Perhaps my favorite part of the book is when she shares her familial discovery with a rabbi friend. “You can say, ‘This is impossible, terrible,’” he tells her. “Or you can say, ‘This is beautiful, wonderful.’ You can imagine that you’re in exile. Or you can imagine that you have more than one home.” Shapiro’s journey to name home in more than one place reflects the internal paradox faced by all people of faith. We are made of heaven and we are made of earth. The work of faith is to merge these worlds and realities, embracing them as unified rather than hierarchical.
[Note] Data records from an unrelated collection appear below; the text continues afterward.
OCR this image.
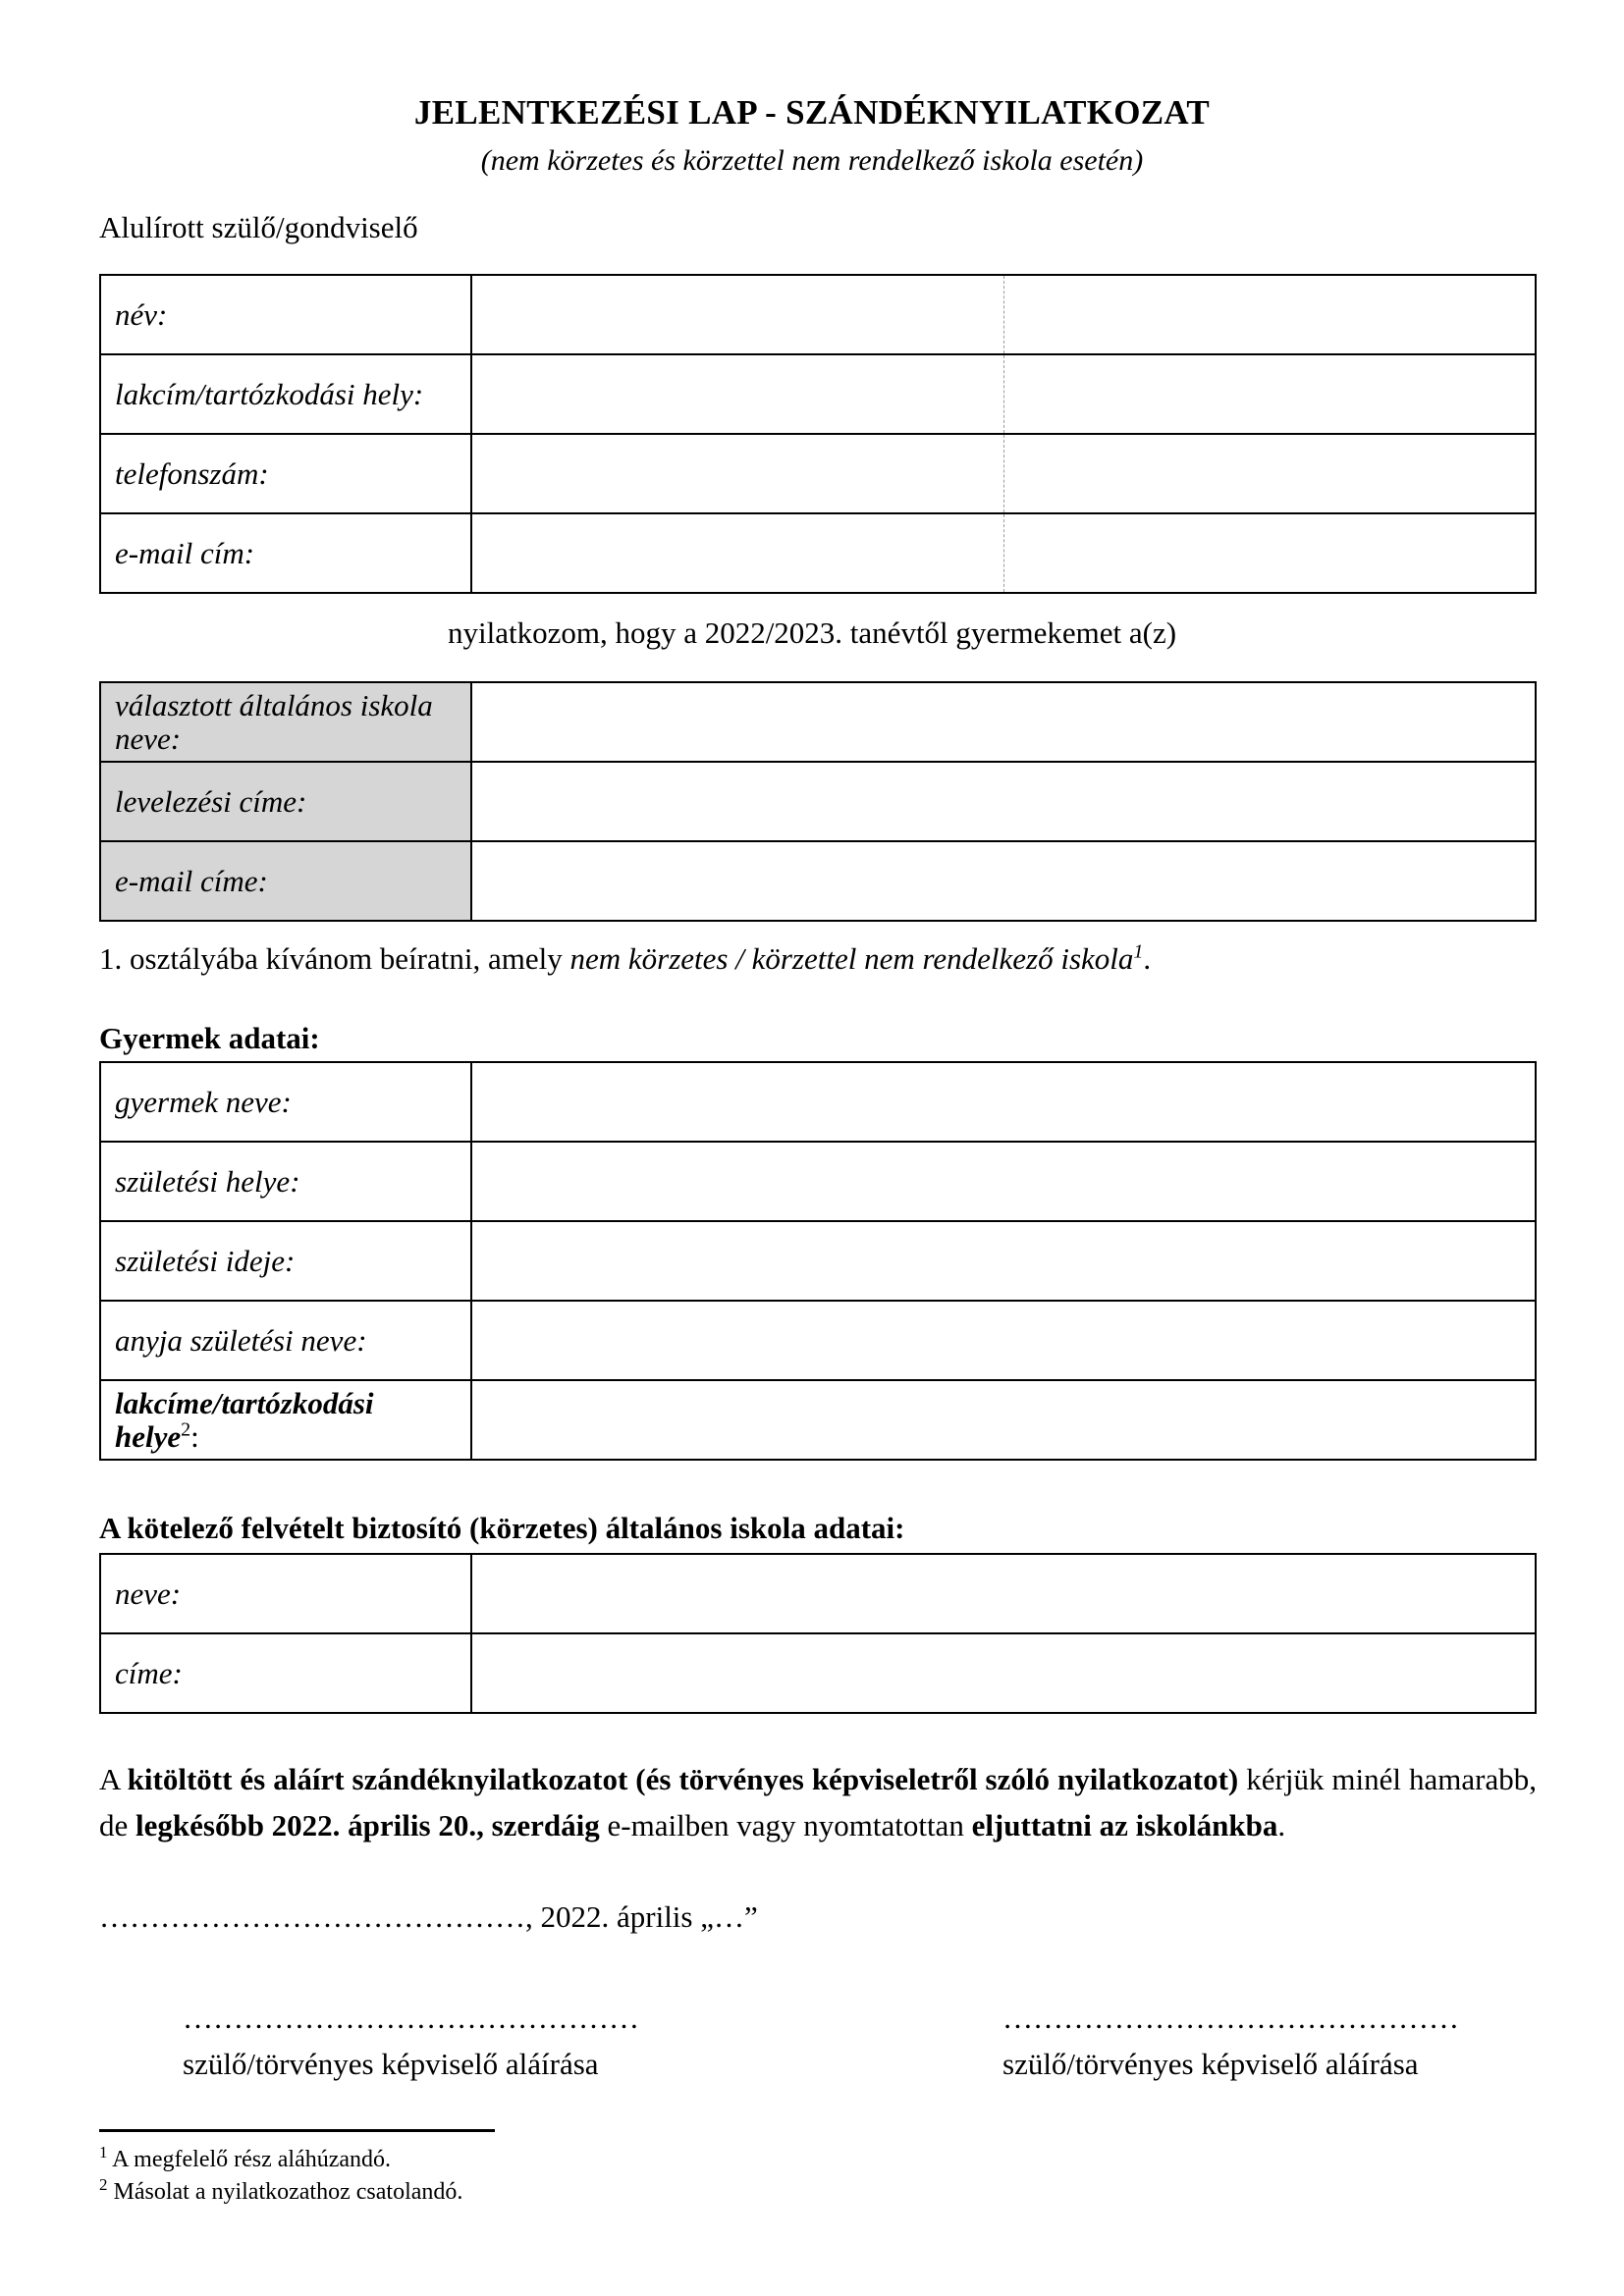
JELENTKEZÉSI LAP - SZÁNDÉKNYILATKOZAT
(nem körzetes és körzettel nem rendelkező iskola esetén)
Alulírott szülő/gondviselő
név:		
lakcím/tartózkodási hely:		
telefonszám:		
e-mail cím:		
nyilatkozom, hogy a 2022/2023. tanévtől gyermekemet a(z)
választott általános iskola neve:	
levelezési címe:	
e-mail címe:	
1. osztályába kívánom beíratni, amely nem körzetes / körzettel nem rendelkező iskola$^1$.
Gyermek adatai:
gyermek neve:	
születési helye:	
születési ideje:	
anyja születési neve:	
lakcíme/tartózkodási helye$^2$:	
A kötelező felvételt biztosító (körzetes) általános iskola adatai:
neve:	
címe:	
A kitöltött és aláírt szándéknyilatkozatot (és törvényes képviseletről szóló nyilatkozatot) kérjük minél hamarabb, de legkésőbb 2022. április 20., szerdáig e-mailben vagy nyomtatottan eljuttatni az iskolánkba.
……………………………………, 2022. április „…”
………………………………………
szülő/törvényes képviselő aláírása
………………………………………
szülő/törvényes képviselő aláírása
$^1$ A megfelelő rész aláhúzandó.
$^2$ Másolat a nyilatkozathoz csatolandó.
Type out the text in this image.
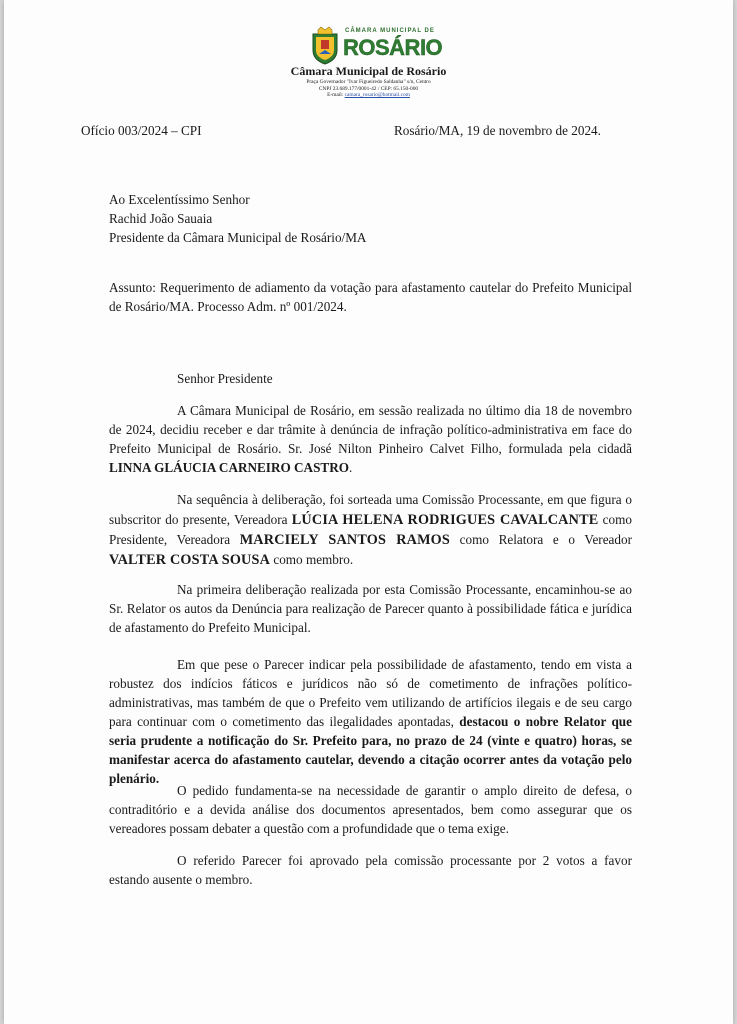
CÂMARA MUNICIPAL DE
ROSÁRIO
Câmara Municipal de Rosário
Praça Governador "Ivar Figueiredo Saldanha" s/n, Centro
CNPJ 23.689.177/0001-42 / CEP: 65.150-000
E-mail: camara_rosario@hotmail.com
Ofício 003/2024 – CPI	Rosário/MA, 19 de novembro de 2024.
Ao Excelentíssimo Senhor
Rachid João Sauaia
Presidente da Câmara Municipal de Rosário/MA
Assunto: Requerimento de adiamento da votação para afastamento cautelar do Prefeito Municipal de Rosário/MA. Processo Adm. nº 001/2024.
Senhor Presidente
A Câmara Municipal de Rosário, em sessão realizada no último dia 18 de novembro de 2024, decidiu receber e dar trâmite à denúncia de infração político-administrativa em face do Prefeito Municipal de Rosário. Sr. José Nilton Pinheiro Calvet Filho, formulada pela cidadã LINNA GLÁUCIA CARNEIRO CASTRO.
Na sequência à deliberação, foi sorteada uma Comissão Processante, em que figura o subscritor do presente, Vereadora LÚCIA HELENA RODRIGUES CAVALCANTE como Presidente, Vereadora MARCIELY SANTOS RAMOS como Relatora e o Vereador VALTER COSTA SOUSA como membro.
Na primeira deliberação realizada por esta Comissão Processante, encaminhou-se ao Sr. Relator os autos da Denúncia para realização de Parecer quanto à possibilidade fática e jurídica de afastamento do Prefeito Municipal.
Em que pese o Parecer indicar pela possibilidade de afastamento, tendo em vista a robustez dos indícios fáticos e jurídicos não só de cometimento de infrações político-administrativas, mas também de que o Prefeito vem utilizando de artifícios ilegais e de seu cargo para continuar com o cometimento das ilegalidades apontadas, destacou o nobre Relator que seria prudente a notificação do Sr. Prefeito para, no prazo de 24 (vinte e quatro) horas, se manifestar acerca do afastamento cautelar, devendo a citação ocorrer antes da votação pelo plenário.
O pedido fundamenta-se na necessidade de garantir o amplo direito de defesa, o contraditório e a devida análise dos documentos apresentados, bem como assegurar que os vereadores possam debater a questão com a profundidade que o tema exige.
O referido Parecer foi aprovado pela comissão processante por 2 votos a favor estando ausente o membro.
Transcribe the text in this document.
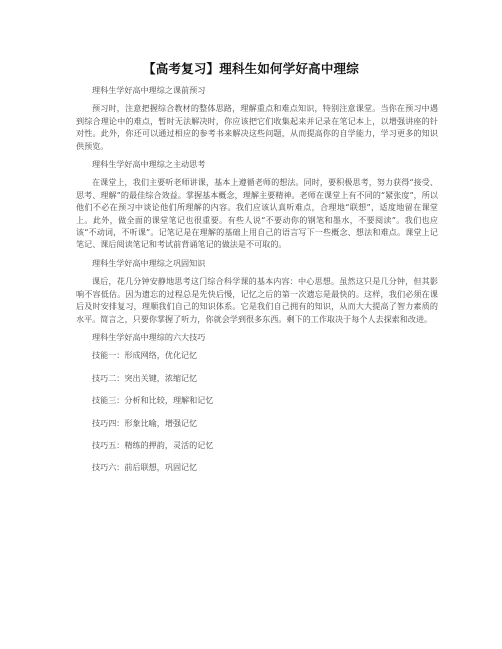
【高考复习】理科生如何学好高中理综
理科生学好高中理综之课前预习
预习时，注意把握综合教材的整体思路，理解重点和难点知识，特别注意课堂。当你在预习中遇到综合理论中的难点，暂时无法解决时，你应该把它们收集起来并记录在笔记本上，以增强讲座的针对性。此外，你还可以通过相应的参考书来解决这些问题，从而提高你的自学能力，学习更多的知识供预览。
理科生学好高中理综之主动思考
在课堂上，我们主要听老师讲课，基本上遵循老师的想法。同时，要积极思考，努力获得“接受、思考、理解”的最佳综合效益。掌握基本概念，理解主要精神。老师在课堂上有不同的“紧张度”，所以他们不必在预习中谈论他们所理解的内容。我们应该认真听难点，合理地“联想”，适度地留在课堂上。此外，做全面的课堂笔记也很重要。有些人说“不要动你的钢笔和墨水，不要阅读”。我们也应该“不动词，不听课”。记笔记是在理解的基础上用自己的语言写下一些概念、想法和难点。课堂上记笔记、课后阅读笔记和考试前背诵笔记的做法是不可取的。
理科生学好高中理综之巩固知识
课后，花几分钟安静地思考这门综合科学课的基本内容：中心思想。虽然这只是几分钟，但其影响不容低估。因为遗忘的过程总是先快后慢，记忆之后的第一次遗忘是最快的。这样，我们必须在课后及时安排复习，理顺我们自己的知识体系。它是我们自己拥有的知识，从而大大提高了智力素质的水平。简言之，只要你掌握了听力，你就会学到很多东西。剩下的工作取决于每个人去探索和改进。
理科生学好高中理综的六大技巧
技能一：形成网络，优化记忆
技巧二：突出关键，浓缩记忆
技能三：分析和比较，理解和记忆
技巧四：形象比喻，增强记忆
技巧五：精练的押韵，灵活的记忆
技巧六：前后联想，巩固记忆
As she opens herself to new ways of understanding herself and the world, Shapiro also teaches us about release. Her drive for certainty—or the illusion of it—progressively falls away. Shapiro begins her search ravenous for answers, but what she longs to discover changes as the book progresses. She reaches a place of freedom as she realizes that certainty is no longer desirable. She finds she doesn’t need to hear the things she’d thought she needed to hear to be OK. She reminds us that while “we can never know what lies at the end of the path not taken,” we can offer ourselves to the here and now with gratitude and trust, finding ourselves at home.